Бесконечный тупик | страница 30
Зеньковский писал в «Истории русской философии»:
«В литературной манере Бердяева есть некоторые трудности, – часто читателю трудно уловить, отчего данная фраза следует за предыдущей: порой кажется, что отдельные фразы можно было бы легко передвигать с места на место – настолько неясной остается связь из рядом стоящих фраз. Но в чем Бердяев становится блестящим – это в чеканке отдельных формул, в своеобразных бон мо, которые запоминаются навсегда».
С этим утверждением трудно не согласиться. Но с кого начал Бердяев изучать философию? С Паскаля? Ницше? Кьеркегора? Нет, все с тех же неизбежных для русского Канта и Гегеля. Прочувствовал он из? Конечно нет. Бердяев всегда хвастался, что он пришел в марксизм уже будучи основательно подготовленным в немецкой классической философии. Но уже сам факт перехода от Канта к Энгельсу показывает, что никакого Канта Николай Александрович всерьез не читал.
В «Самопознании» он пишет:
«…я читал „Критику чистого разума“ Канта и „Философию духа“ Гегеля, когда мне было 14 лет… С чтением Гегеля связано смешное воспоминание. Я ухаживал в это время за одной моей кузиной. У нее была маленькая книжка в синем бархатном переплете, куда ей записывали стихи. Я записал ей цитаты из „Философии духа“ Гегеля. Это значит, что мальчиком я был настоящий монстр».
По-моему же это значит, что Бердяев был самым что ни на есть обычным русским мальчиком, читающим кверху ногами Гегеля перед знакомой барышней. Это все понятно, старо…

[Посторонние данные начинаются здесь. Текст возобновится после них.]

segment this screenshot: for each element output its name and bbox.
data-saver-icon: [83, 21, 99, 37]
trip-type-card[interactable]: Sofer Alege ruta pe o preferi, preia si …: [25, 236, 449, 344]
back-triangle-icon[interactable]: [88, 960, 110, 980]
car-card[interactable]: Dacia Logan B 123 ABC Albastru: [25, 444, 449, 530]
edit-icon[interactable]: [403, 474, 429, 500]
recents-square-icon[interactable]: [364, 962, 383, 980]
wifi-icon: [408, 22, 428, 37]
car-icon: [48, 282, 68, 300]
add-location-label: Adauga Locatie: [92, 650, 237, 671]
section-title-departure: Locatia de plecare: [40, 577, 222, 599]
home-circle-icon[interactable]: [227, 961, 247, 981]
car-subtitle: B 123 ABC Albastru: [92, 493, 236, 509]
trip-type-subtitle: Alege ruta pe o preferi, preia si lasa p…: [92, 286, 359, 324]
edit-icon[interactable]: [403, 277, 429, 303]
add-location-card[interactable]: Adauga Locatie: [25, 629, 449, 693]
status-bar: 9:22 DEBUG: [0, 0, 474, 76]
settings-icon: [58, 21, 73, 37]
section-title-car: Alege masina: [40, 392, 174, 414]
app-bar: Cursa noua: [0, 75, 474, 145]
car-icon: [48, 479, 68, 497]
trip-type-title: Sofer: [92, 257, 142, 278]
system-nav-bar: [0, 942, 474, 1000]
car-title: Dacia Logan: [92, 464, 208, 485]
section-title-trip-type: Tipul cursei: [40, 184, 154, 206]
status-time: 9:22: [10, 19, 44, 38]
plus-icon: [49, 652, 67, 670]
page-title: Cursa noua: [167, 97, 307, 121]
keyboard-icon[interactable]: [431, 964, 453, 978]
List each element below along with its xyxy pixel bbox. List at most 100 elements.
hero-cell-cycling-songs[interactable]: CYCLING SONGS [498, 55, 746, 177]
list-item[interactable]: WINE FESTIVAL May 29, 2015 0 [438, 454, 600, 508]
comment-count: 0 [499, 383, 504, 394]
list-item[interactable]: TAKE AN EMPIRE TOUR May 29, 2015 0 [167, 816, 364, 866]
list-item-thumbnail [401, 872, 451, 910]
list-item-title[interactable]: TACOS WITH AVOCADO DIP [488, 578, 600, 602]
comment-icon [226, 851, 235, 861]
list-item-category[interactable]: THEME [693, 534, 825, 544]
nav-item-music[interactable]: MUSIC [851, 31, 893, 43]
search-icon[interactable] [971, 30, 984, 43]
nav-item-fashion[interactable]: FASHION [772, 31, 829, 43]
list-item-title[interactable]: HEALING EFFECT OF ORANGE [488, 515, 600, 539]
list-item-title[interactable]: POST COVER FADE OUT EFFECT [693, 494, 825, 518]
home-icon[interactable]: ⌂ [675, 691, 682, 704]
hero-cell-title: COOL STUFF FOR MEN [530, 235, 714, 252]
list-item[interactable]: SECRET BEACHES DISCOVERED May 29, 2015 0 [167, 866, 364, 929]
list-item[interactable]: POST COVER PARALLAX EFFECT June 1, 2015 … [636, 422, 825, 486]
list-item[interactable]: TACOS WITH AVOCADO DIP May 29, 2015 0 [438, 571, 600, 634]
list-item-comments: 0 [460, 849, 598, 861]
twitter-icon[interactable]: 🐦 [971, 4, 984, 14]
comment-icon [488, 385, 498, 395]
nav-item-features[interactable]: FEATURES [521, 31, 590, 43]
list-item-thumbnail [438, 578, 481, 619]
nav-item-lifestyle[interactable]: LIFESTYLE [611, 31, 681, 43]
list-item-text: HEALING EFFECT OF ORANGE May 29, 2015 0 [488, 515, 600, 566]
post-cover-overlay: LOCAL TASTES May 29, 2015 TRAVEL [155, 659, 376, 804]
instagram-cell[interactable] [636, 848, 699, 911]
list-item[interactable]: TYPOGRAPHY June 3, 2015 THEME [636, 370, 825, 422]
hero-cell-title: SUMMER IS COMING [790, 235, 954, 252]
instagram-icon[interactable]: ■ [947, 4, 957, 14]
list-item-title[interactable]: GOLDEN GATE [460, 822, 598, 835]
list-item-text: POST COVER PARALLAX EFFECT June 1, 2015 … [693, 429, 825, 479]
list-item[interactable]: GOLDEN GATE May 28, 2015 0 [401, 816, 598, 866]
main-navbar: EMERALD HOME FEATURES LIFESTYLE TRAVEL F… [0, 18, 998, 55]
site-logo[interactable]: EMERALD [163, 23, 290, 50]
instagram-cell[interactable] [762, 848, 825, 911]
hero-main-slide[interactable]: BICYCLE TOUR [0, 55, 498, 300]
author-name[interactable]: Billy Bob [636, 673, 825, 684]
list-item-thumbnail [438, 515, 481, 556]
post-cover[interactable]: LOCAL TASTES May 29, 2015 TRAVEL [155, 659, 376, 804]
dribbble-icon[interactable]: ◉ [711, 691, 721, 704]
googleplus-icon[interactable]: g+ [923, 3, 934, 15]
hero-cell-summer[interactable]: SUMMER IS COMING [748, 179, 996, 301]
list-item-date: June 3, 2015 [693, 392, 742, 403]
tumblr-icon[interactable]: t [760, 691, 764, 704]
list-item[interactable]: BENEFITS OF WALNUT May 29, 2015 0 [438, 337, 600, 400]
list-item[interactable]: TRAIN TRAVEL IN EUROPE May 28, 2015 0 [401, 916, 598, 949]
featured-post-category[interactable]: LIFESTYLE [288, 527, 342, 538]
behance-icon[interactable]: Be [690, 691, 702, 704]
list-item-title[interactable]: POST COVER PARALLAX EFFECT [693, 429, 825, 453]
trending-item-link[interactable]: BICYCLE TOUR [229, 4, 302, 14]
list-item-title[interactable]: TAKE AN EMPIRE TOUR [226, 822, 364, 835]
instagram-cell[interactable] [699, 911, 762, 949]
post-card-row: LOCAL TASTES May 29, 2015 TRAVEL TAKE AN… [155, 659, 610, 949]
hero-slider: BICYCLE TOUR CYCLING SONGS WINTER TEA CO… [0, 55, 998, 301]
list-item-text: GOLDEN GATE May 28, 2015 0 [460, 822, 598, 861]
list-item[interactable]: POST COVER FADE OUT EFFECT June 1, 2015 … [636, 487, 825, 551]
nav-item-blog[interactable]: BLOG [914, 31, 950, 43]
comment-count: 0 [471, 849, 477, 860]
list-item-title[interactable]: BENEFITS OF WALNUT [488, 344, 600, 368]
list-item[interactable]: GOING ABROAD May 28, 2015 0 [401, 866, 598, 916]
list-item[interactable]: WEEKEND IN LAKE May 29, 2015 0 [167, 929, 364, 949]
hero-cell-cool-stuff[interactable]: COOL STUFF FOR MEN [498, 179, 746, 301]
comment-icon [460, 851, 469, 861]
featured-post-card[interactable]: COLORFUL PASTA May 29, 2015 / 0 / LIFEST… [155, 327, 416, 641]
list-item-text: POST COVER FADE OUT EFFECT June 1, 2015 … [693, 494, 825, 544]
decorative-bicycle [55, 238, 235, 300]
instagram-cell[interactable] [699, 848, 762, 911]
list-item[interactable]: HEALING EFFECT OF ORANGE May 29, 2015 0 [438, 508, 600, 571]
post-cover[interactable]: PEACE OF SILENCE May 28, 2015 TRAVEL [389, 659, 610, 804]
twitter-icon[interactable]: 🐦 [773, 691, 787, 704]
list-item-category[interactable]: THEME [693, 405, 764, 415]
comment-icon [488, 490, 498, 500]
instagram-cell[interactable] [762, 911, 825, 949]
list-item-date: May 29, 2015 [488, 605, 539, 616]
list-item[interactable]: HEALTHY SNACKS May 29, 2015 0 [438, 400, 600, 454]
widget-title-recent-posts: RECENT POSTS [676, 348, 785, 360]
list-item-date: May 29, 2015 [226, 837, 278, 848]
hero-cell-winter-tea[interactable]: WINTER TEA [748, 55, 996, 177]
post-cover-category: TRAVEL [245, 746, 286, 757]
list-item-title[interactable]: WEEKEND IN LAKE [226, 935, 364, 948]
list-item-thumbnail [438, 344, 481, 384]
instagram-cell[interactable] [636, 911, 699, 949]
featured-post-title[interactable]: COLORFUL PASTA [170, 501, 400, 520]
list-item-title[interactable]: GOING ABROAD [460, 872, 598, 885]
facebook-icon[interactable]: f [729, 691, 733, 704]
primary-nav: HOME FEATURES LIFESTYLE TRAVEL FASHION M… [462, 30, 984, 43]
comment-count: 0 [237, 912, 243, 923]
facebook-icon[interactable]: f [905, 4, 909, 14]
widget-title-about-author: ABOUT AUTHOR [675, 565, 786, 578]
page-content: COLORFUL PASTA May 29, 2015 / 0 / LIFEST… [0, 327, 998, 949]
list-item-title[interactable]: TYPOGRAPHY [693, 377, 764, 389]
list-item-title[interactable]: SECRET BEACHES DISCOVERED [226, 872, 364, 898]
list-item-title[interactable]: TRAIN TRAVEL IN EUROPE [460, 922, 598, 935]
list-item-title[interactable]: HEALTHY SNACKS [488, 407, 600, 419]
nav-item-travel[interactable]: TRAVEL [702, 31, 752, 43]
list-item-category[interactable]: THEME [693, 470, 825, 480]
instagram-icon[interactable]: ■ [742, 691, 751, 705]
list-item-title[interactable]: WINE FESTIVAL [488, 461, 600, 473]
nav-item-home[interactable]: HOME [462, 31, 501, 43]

И все-таки Бердяев был талантливый философ. Не гениальный, но талантливый. Его беда в том, что он постоянно пытался из отдельных афоризмов устроить себе «всамделишный» философский текст:
«Большим недостатком моим… было то, что будучи писателем афористическим по своему складу, я не выдерживал последовательно этого стиля и смешивал со стилем не афористическим» («Самопознание»).
Остается добавить, что это не только большой недостаток Бердяева, но и большой недостаток всей русской философии.
«Приглашение на казнь» – это самый русский роман Владимира Набокова. Здесь сама лексика, сама фактура языка кристально русская, даже нарочито русская. Округлые фразы мучителей Цинцинната пестрят русскими завитушками: «сударь мой», «милостивый государь», «батенька», «голубчик» и т. д. А вокруг хоровод русских масок: «Марфинька», «Родион», Родриг Иванович". Мир «Приглашения», мир призрачного, кривого и черного будущего вдруг оказывается до боли родным, узнаваемым, плотным. Странно, что наиболее абстрактное и интеллектуализированное произведение Набокова оборачивается такой сусальной и сдобной родимостью. В сугубо зримых и конкретных «Камере-обскуре» и «Лолите» нет русскости (это русское, но без русскости). Здесь же Набоков пронзительно национален.